Festival Balon Udara

117 20 5
                                        

"Hah. Kamu serius?"

Gadis dengan gaya rambut ponytail itu mengangguk menanggapi pertanyaan dari temannya. Keduanya kini tengah duduk menikmati angin yang berhembus di taman sembari memperhatikan beberapa orang yang sedang bermain dihadapan mereka.

"Coba kamu ceritakan. Astaga aku tidak percaya ini! Jangan-jangan dia benar-benar orang yang tepat dikirimkan Tuhan untuk kamu, Rosie!"

Grace tampak lebih bersemangat dari biasanya, namun ucapan itu hanya dibalas gelengan samar oleh Rosie, gadis itu menyesap kopi dingin miliknya kemudian melempar pandangan ke arah Grace.

"Jangan berlebihan, Grace. Dia hanya melamar pekerjaan. Awalnya aku ingin menolak, namun setelah dipikir-pikir kasihan juga, ya sudah aku terima saja. Aku akan memberikan gaji sesuai dengan cara dia bekerja, setelah itu dia akan aku usir dari rumahku dan mencari tempat tinggal sendiri." Jelas Rosie panjang lebar.

Decakan pelan mengudara. "Oh My God! Aku pikir kamu sudah sedikit percaya padanya dengan caramu bersikap baik, ternyata masih jahat, ya."

"Bukan jahat, tapi waspada." Rosie membenarkan ucapan yang dilontarkan oleh Grace.

"Iya-iya. Tapi mungkin untuk sekarang dia memang sedang melamar pekerjaan, siapa tahu nanti dia akan melamarmu."

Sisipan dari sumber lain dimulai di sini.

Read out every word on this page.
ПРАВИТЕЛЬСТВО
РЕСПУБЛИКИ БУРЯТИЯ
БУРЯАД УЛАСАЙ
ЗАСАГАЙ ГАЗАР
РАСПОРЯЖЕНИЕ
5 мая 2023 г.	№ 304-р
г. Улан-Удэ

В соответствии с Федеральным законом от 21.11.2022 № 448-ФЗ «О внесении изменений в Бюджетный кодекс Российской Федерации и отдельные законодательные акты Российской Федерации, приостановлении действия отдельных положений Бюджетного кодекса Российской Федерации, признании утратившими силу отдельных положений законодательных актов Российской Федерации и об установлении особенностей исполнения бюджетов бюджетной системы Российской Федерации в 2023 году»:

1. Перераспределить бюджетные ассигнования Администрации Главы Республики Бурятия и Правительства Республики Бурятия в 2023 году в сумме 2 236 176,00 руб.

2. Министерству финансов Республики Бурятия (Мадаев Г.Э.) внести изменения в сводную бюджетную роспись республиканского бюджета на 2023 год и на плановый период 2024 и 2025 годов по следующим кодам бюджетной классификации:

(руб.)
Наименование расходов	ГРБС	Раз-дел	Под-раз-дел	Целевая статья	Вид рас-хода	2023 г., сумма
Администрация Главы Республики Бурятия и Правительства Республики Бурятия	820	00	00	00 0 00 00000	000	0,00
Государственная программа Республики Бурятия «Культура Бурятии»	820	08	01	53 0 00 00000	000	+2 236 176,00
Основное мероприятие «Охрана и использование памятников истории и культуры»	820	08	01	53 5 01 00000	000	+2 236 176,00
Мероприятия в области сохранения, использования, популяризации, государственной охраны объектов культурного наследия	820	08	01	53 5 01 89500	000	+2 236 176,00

Roti cokelat yang ada di genggamannya terjatuh, Rosie berhenti mengunyah dengan kedua mata yang membulat sempurna. "Jaga bicaramu, Grace. Jangan mengatakan hal yang tidak masuk akal seperti itu."

Lawan bicaranya tertawa sembari menyelipkan beberapa helai rambutnya kebelakang telinga. "Tidak ada yang tidak mungkin di dunia ini, Rosie. Lihat aku, aku saja bisa berpacaran dengan kakakku sendiri."

"Ck. Itu memang kalian saja yang tidak waras."

Sarkas Rosie nyatanya tidak membuat Grace naik pitam, gadis itu langsung menyampirkan salah satu lengannya dibahu Rosie, lalu tersenyum. "Hidup ini singkat, jalani saja apa yang ada. Jangan memikirkan hal-hal yang membuat hidupmu sulit, Rosie."

Serentetan kalimat yang diutarakan oleh Grace memang benar, namun entah kenapa Rosie malah sulit untuk menyerapnya. Lengan itu dia singkirkan dengan cepat. "Hah. Terserah kamu saja."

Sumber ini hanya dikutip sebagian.